BY David Reisman in Reviews | 01 OCT 11
Featured in
Issue 142

B. Wurtz

Metro Pictures

D
BY David Reisman in Reviews | 01 OCT 11

B. Wurtz’s art celebrates the generally untapped artistic potential of objects and materials that are so commonplace they are usually thrown away. His sculptures and paintings demonstrate just how satisfying art made from seemingly slight, ephemeral manufactured products can be. Curated by Matthew Higgs, Wurtz’s retrospective of work from 1970 to 2011 was full of pleasures. Upending expectations about the nature of what’s valuable and beautiful, the exhibition showed that, for more than 40 years, Wurtz has maintained a remarkable ability to transform almost-nothing materials into something significant.
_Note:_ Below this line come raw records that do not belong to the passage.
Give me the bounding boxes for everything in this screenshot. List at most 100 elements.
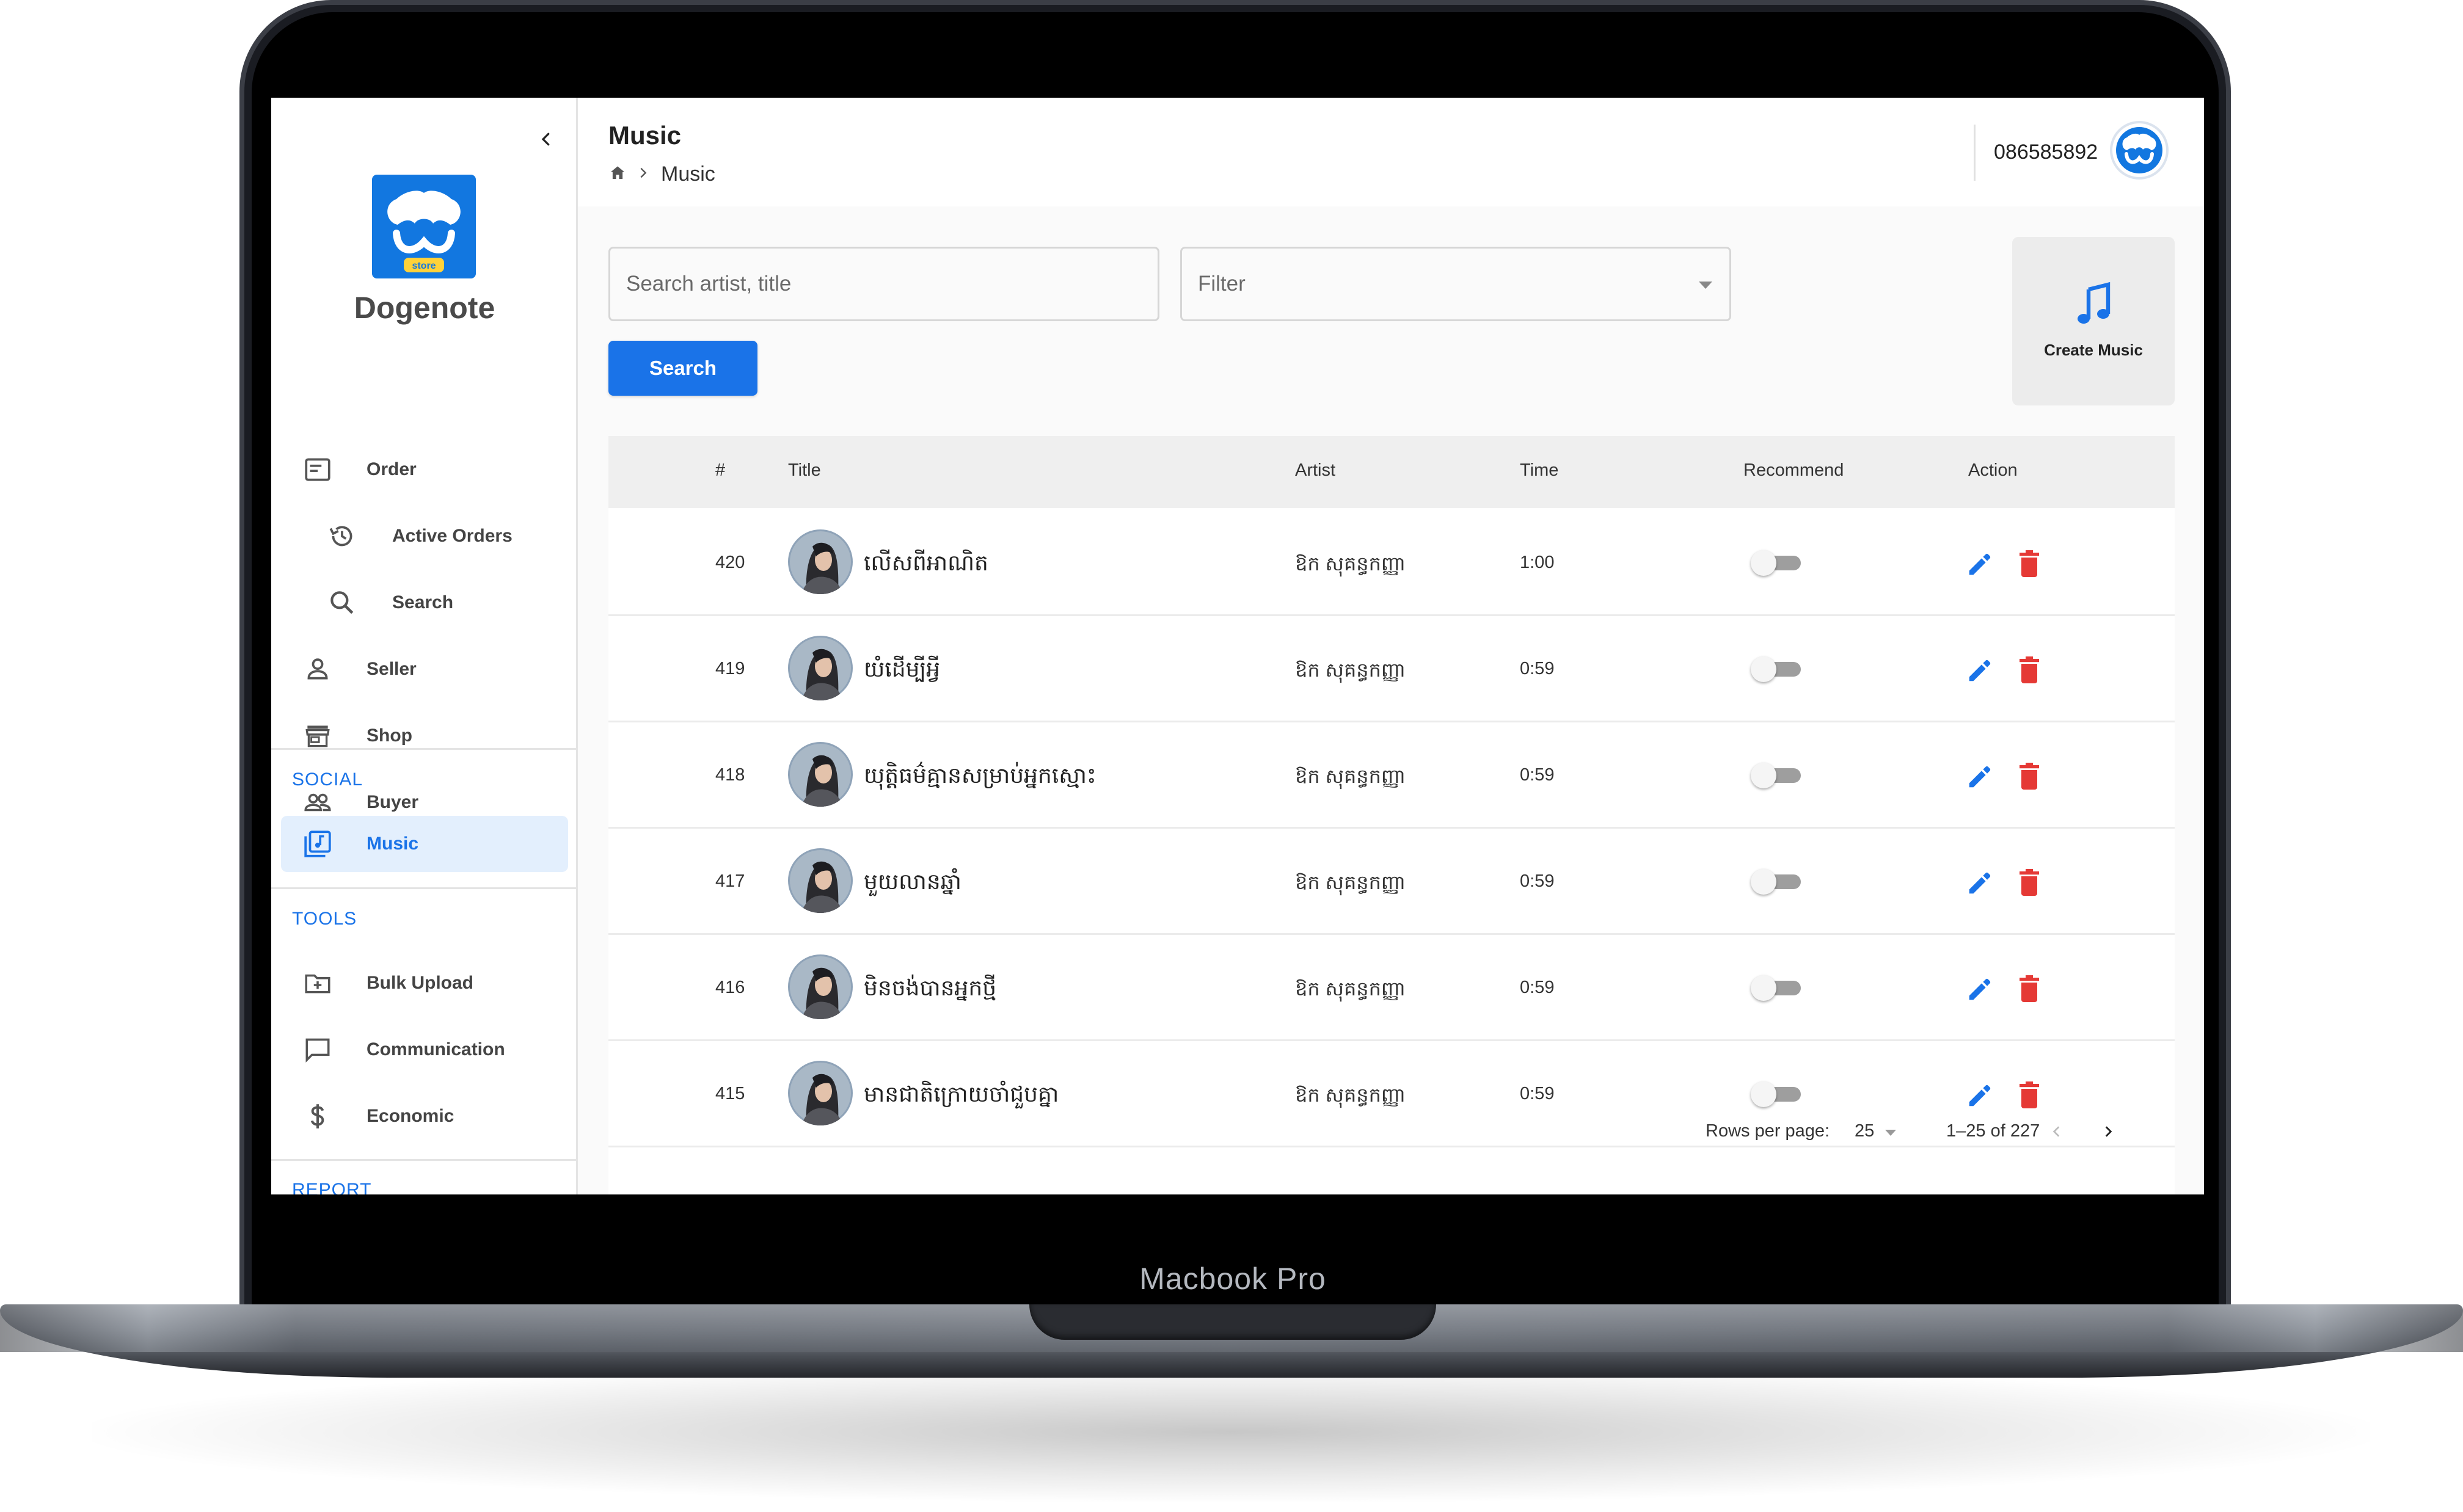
- artist-thumbnail: [788, 529, 853, 594]
- delete-icon[interactable]: [2017, 1080, 2042, 1110]
- search-icon: [324, 584, 360, 621]
- edit-icon[interactable]: [1966, 550, 1994, 578]
- edit-icon[interactable]: [1966, 656, 1994, 685]
- breadcrumb-current: Music: [661, 162, 715, 186]
- rows-per-page-select[interactable]: 25: [1855, 1121, 1874, 1141]
- table-row[interactable]: 420 លើសពីអាណិត ឱក សុគន្ធកញ្ញា 1:00: [608, 510, 2175, 616]
- row-number: 415: [715, 1084, 745, 1103]
- chevron-right-icon: [637, 166, 650, 183]
- table-row[interactable]: 416 មិនចង់បានអ្នកថ្មី ឱក សុគន្ធកញ្ញា 0:59: [608, 935, 2175, 1041]
- dropdown-caret-icon: [1885, 1130, 1896, 1136]
- sidebar-item-label: Active Orders: [392, 526, 513, 546]
- brand-name: Dogenote: [354, 291, 495, 325]
- filter-select[interactable]: Filter: [1180, 247, 1731, 321]
- sidebar-item-economic[interactable]: Economic: [281, 1088, 568, 1144]
- header-divider: [1974, 125, 1976, 181]
- song-artist: ឱក សុគន្ធកញ្ញា: [1295, 978, 1406, 1000]
- delete-icon[interactable]: [2017, 868, 2042, 897]
- search-button[interactable]: Search: [608, 341, 757, 396]
- table-row[interactable]: 418 យុត្តិធម៌គ្មានសម្រាប់អ្នកស្មោះ ឱក សុគន…: [608, 722, 2175, 829]
- row-number: 419: [715, 659, 745, 678]
- sidebar-item-label: Economic: [367, 1106, 454, 1126]
- breadcrumb: Music: [608, 159, 715, 189]
- toggle-knob: [1751, 763, 1776, 788]
- toggle-knob: [1751, 975, 1776, 1001]
- delete-icon[interactable]: [2017, 655, 2042, 685]
- sidebar-item-music[interactable]: Music: [281, 816, 568, 872]
- row-number: 418: [715, 765, 745, 785]
- row-number: 420: [715, 553, 745, 572]
- column-header-artist[interactable]: Artist: [1295, 460, 1335, 481]
- edit-icon[interactable]: [1966, 1081, 1994, 1110]
- column-header-number[interactable]: #: [715, 460, 725, 481]
- column-header-title[interactable]: Title: [788, 460, 821, 481]
- row-number: 416: [715, 978, 745, 997]
- home-icon[interactable]: [608, 164, 627, 185]
- prev-page-button[interactable]: [2042, 1116, 2072, 1147]
- artist-thumbnail: [788, 636, 853, 700]
- sidebar-item-label: Buyer: [367, 792, 419, 812]
- toggle-knob: [1751, 656, 1776, 682]
- next-page-button[interactable]: [2093, 1116, 2123, 1147]
- chevron-left-icon: [541, 133, 550, 146]
- section-label-tools: TOOLS: [292, 909, 357, 929]
- delete-icon[interactable]: [2017, 549, 2042, 578]
- chevron-left-icon: [2052, 1126, 2060, 1137]
- song-title: យុត្តិធម៌គ្មានសម្រាប់អ្នកស្មោះ: [864, 763, 1096, 788]
- sidebar-item-order[interactable]: Order: [281, 442, 568, 498]
- song-artist: ឱក សុគន្ធកញ្ញា: [1295, 553, 1406, 575]
- laptop-shadow: [92, 1362, 2370, 1502]
- sidebar-item-active-orders[interactable]: Active Orders: [281, 508, 568, 564]
- row-number: 417: [715, 871, 745, 891]
- toggle-knob: [1751, 1081, 1776, 1107]
- edit-icon[interactable]: [1966, 975, 1994, 1003]
- dropdown-caret-icon: [1699, 282, 1712, 289]
- song-artist: ឱក សុគន្ធកញ្ញា: [1295, 1084, 1406, 1106]
- edit-icon[interactable]: [1966, 763, 1994, 791]
- song-title: មួយលានឆ្នាំ: [864, 869, 961, 894]
- dollar-icon: [299, 1098, 336, 1135]
- sidebar-item-shop[interactable]: Shop: [281, 708, 568, 764]
- music-table: # Title Artist Time Recommend Action 420…: [608, 436, 2175, 1194]
- table-row[interactable]: 419 យំដើម្បីអ្វី ឱក សុគន្ធកញ្ញា 0:59: [608, 616, 2175, 722]
- song-duration: 1:00: [1520, 553, 1555, 572]
- recommend-toggle[interactable]: [1751, 763, 1802, 788]
- recommend-toggle[interactable]: [1751, 656, 1802, 682]
- sidebar-divider: [271, 1159, 576, 1161]
- rows-per-page-label: Rows per page:: [1706, 1121, 1830, 1141]
- chat-icon: [299, 1031, 336, 1068]
- sidebar-item-bulk-upload[interactable]: Bulk Upload: [281, 955, 568, 1011]
- edit-icon[interactable]: [1966, 869, 1994, 897]
- sidebar-item-label: Shop: [367, 725, 412, 746]
- create-music-button[interactable]: Create Music: [2012, 237, 2175, 405]
- sidebar-item-communication[interactable]: Communication: [281, 1022, 568, 1078]
- recommend-toggle[interactable]: [1751, 869, 1802, 895]
- delete-icon[interactable]: [2017, 761, 2042, 791]
- recommend-toggle[interactable]: [1751, 1081, 1802, 1107]
- recommend-toggle[interactable]: [1751, 550, 1802, 576]
- chevron-right-icon: [2105, 1126, 2112, 1137]
- sidebar-item-search[interactable]: Search: [281, 575, 568, 631]
- collapse-sidebar-button[interactable]: [528, 121, 564, 158]
- artist-thumbnail: [788, 954, 853, 1019]
- column-header-recommend[interactable]: Recommend: [1743, 460, 1844, 481]
- sidebar-item-label: Communication: [367, 1039, 505, 1059]
- create-music-label: Create Music: [2044, 341, 2143, 359]
- column-header-time[interactable]: Time: [1520, 460, 1558, 481]
- column-header-action: Action: [1968, 460, 2018, 480]
- sidebar-item-label: Music: [367, 834, 419, 854]
- search-input[interactable]: [608, 247, 1159, 321]
- library-music-icon: [299, 826, 336, 862]
- table-header: # Title Artist Time Recommend Action: [608, 436, 2175, 508]
- table-row[interactable]: 417 មួយលានឆ្នាំ ឱក សុគន្ធកញ្ញា 0:59: [608, 829, 2175, 935]
- sidebar-item-seller[interactable]: Seller: [281, 641, 568, 697]
- artist-thumbnail: [788, 848, 853, 913]
- avatar[interactable]: [2110, 121, 2169, 180]
- top-header: Music Music 086585892: [578, 98, 2204, 206]
- recommend-toggle[interactable]: [1751, 975, 1802, 1001]
- sidebar-item-label: Order: [367, 459, 417, 479]
- song-duration: 0:59: [1520, 659, 1555, 678]
- delete-icon[interactable]: [2017, 974, 2042, 1003]
- song-artist: ឱក សុគន្ធកញ្ញា: [1295, 765, 1406, 787]
- music-note-icon: [2075, 280, 2112, 329]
B. Wurtz, Works 1970 - 2011, Installation view, Courtesy of Artist and Metro Pictures. 

These graceful compositions and constructions are updated assisted readymades that are thought-provoking without being cynical, heavily ironic or grandiose. The work is quite different from folk art, but it shares the home-grown, do-it-yourself approach to using found materials. For example, Wurtz’s pieces are frequently made of things you would find around the house – shoelaces, food wrappers, coat hangers, buttons, umbrella handles, screws, mops, socks, plastic lids, metal cans, plastic bags and odd pieces of wood. Occasionally he includes more traditional artists’ materials like acrylic paint and canvas, as in Untitled (2009), but in a similar provisional, apparently improvised way to his work made entirely from found materials. He doesn’t make any effort to disguise what the materials are, and uses them to make abstract compositions and constructions that are in the tradition of Dada, Surrealism, Constructivism, Pop art and Minimalism, affectionately poking fun at them while maintaining a strongly idiosyncratic character.
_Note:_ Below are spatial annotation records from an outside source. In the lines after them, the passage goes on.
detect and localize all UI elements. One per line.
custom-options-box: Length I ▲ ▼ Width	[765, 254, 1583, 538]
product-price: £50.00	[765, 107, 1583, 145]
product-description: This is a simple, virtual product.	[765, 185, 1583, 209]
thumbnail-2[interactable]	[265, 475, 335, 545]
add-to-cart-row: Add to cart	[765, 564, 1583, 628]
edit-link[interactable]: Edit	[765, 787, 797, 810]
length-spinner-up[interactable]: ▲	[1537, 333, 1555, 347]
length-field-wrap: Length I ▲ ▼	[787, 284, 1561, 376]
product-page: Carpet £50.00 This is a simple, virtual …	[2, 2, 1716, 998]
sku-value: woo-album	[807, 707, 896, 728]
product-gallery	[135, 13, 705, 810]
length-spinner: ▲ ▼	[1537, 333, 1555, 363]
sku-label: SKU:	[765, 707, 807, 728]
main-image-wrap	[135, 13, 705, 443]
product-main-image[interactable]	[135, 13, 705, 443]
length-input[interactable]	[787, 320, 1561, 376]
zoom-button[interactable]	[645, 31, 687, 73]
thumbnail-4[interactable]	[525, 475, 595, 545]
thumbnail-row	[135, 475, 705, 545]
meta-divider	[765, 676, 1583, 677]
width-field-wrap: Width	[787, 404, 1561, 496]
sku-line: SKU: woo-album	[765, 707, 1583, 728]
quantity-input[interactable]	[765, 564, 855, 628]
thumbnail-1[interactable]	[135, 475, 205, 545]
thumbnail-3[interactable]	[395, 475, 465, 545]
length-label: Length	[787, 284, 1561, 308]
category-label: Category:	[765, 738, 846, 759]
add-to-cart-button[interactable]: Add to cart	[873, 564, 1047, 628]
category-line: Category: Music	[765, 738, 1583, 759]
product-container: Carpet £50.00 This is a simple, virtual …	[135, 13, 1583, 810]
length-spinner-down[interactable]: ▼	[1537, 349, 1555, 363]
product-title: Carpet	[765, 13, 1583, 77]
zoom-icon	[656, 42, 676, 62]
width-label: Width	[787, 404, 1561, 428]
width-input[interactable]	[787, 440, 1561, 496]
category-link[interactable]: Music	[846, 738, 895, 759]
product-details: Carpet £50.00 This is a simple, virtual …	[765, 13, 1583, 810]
Wurtz consistently makes seemingly unpromising, abject ideas – for instance, Construction Debris, Coat Hanger, and Broccoli Net (1993), made from plastic mesh netting used for packaging fruit or vegetables that are attached to pieces of wire on small wood platforms – into delicate, witty and memorable works of art. Bunch #2 (1995) is a tree-like structure made partly from plastic bags, which effectively conveyed a feeling of festivity, lightness and inventiveness. Throughout his career, Wurtz has consistently used manufactured materials for their inherent qualities (for example, the translucency, colour and glossiness of plastic bags) and also for their history – what they represent through our daily contact with them. Wurtz comments on Pop and Minimalism in early wall hangings and other sculptures in a way that relates to Jeff Koons’s work from the early 1980s (for example, Wurtz’s ‘Notebook’ series from 1980), but without Koons’s slickness and high gloss. While one piece was made from an old toy (Hula Hoop, 1982) and another incorporated old vinyl records from a variety of eras (Untitled, 1981), these pieces seemed to be as much about using the hula-hoop and records for their abstract properties – their sizes, shapes and the materials they are made from – as for their design elements and pop-cultural references.

In other small sculptures, Wurtz uses pocket-sized components to create a surprising feeling of monumentality. He contrasts the physical properties of different materials (wood, metal, cloth, plastic), while creating visual metaphors. For example, in Untitled (2002), two separated parts of a disassembled lock on a board made a kind of visual joke (the lock will never lock), as well as being a kind of model – one part of the lock almost looking like a toy cannon; in Garden (1983), Wurtz transforms a handful of plastic and wood elements into a little, walled-off play area.

Wurtz exemplifies an unpretentious ingenuity that is impressive in its long-term commitment to a thoughtful and accessible exploration of alternative ideas about the nature of what’s valuable. Just as underground filmmaker Jack Smith once suggested that a giant garbage dump could be a city’s centre of intellectual activity, Wurtz shows the aesthetic, intellectual and even political potential of junk – and, with a discerning eye, an open mind and a generous amount of chutzpah, continues to use throwaway materials to create objects that are more thought provoking and culturally significant than a lot of fancier works of art that are generally understood to be collectible.